Terdakwa kasus dugaan korupsi penerbitan SKL-BLBI Syafrudin Arsyad Temenggung (tengah) di Pengadilan Tipikor, Jakarta, Senin (24/9). Foto: MI/Bary Fathahilah.
Terdakwa kasus dugaan korupsi penerbitan SKL-BLBI Syafrudin Arsyad Temenggung (tengah) di Pengadilan Tipikor, Jakarta, Senin (24/9). Foto: MI/Bary Fathahilah.

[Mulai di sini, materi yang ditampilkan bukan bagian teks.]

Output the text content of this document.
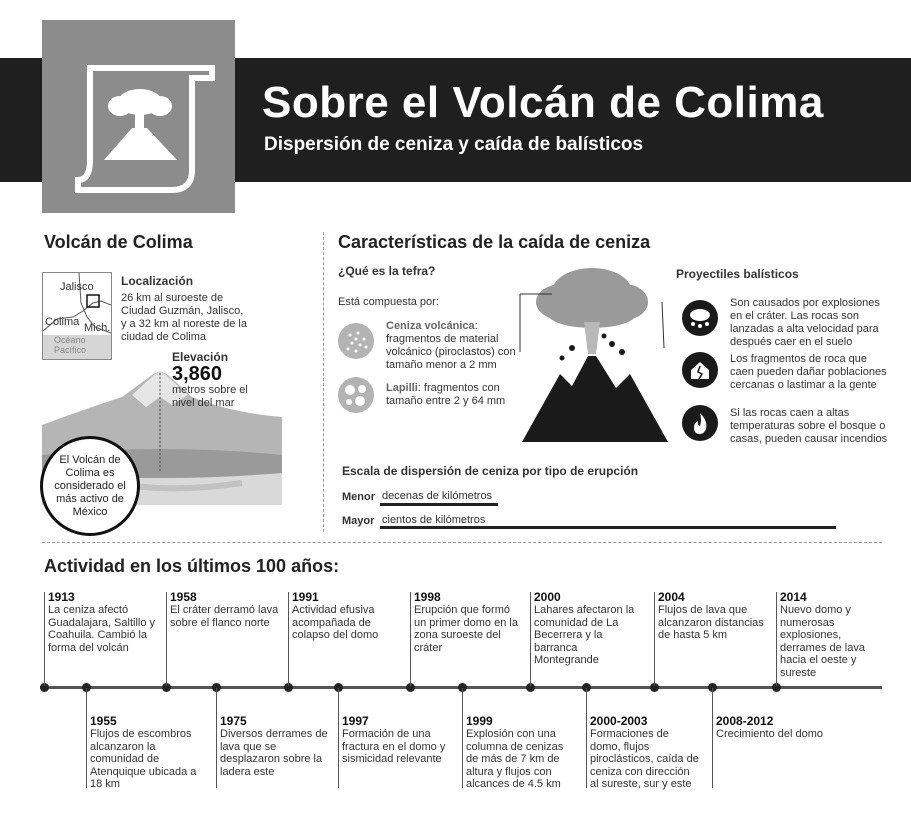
Sobre el Volcán de Colima
Dispersión de ceniza y caída de balísticos
Volcán de Colima
Jalisco
Colima Mich.
Océano Pacífico
Localización
26 km al suroeste de Ciudad Guzmán, Jalisco, y a 32 km al noreste de la ciudad de Colima
Elevación
3,860
metros sobre el nivel del mar
El Volcán de Colima es considerado el más activo de México
Características de la caída de ceniza
¿Qué es la tefra?
Está compuesta por:
Ceniza volcánica: fragmentos de material volcánico (piroclastos) con tamaño menor a 2 mm
Lapilli: fragmentos con tamaño entre 2 y 64 mm
Proyectiles balísticos
Son causados por explosiones en el cráter. Las rocas son lanzadas a alta velocidad para después caer en el suelo
Los fragmentos de roca que caen pueden dañar poblaciones cercanas o lastimar a la gente
Si las rocas caen a altas temperaturas sobre el bosque o casas, pueden causar incendios
Escala de dispersión de ceniza por tipo de erupción
Menor decenas de kilómetros
Mayor cientos de kilómetros
Actividad en los últimos 100 años:
1913
La ceniza afectó Guadalajara, Saltillo y Coahuila. Cambió la forma del volcán
1955
Flujos de escombros alcanzaron la comunidad de Atenquique ubicada a 18 km
1958
El cráter derramó lava sobre el flanco norte
1975
Diversos derrames de lava que se desplazaron sobre la ladera este
1991
Actividad efusiva acompañada de colapso del domo
1997
Formación de una fractura en el domo y sismicidad relevante
1998
Erupción que formó un primer domo en la zona suroeste del cráter
1999
Explosión con una columna de cenizas de más de 7 km de altura y flujos con alcances de 4.5 km
2000
Lahares afectaron la comunidad de La Becerrera y la barranca Montegrande
2000-2003
Formaciones de domo, flujos piroclásticos, caída de ceniza con dirección al sureste, sur y este
2004
Flujos de lava que alcanzaron distancias de hasta 5 km
2008-2012
Crecimiento del domo
2014
Nuevo domo y numerosas explosiones, derrames de lava hacia el oeste y sureste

Yusril Nilai Putusan terhadap Syafruddin Janggal

Damar Iradat • 25 September 2018 02:04
Jakarta: Yusril Ihza Mahendra, pengacara terdakwa mantan Kepala Badan Penyehatan Perbankan Nasional (BPPN) Syafruddin Arsyad Temenggung menyebut putusan majelis hakim Pengadilan Tindak Pidana Korupsi Jakarta atas kliennya janggal.
 
"Yang sangat ganjil, pendirian kami, kapan sih dugaan kerugian terjadi, ya terjadi pada 2007," kata Yusril usai sidang putusan Syafruddin di Pengadilan Tipikor Jakarta, Kemayoran, Jakarta Pusat, Senin, 24 September 2018.
 
Yusril melanjutkan, sebelum BPPN menyelesaikan tugasnya, Syafruddin telah menyerahkan aset berupa hak tagih utang petambak sejumlah Rp4,8 triliun kepada Menteri Keuangan saat itu, Boediono. Aset itu kemudian diserahkan kepada PT Perusahaan Pengelola Aset (PPA).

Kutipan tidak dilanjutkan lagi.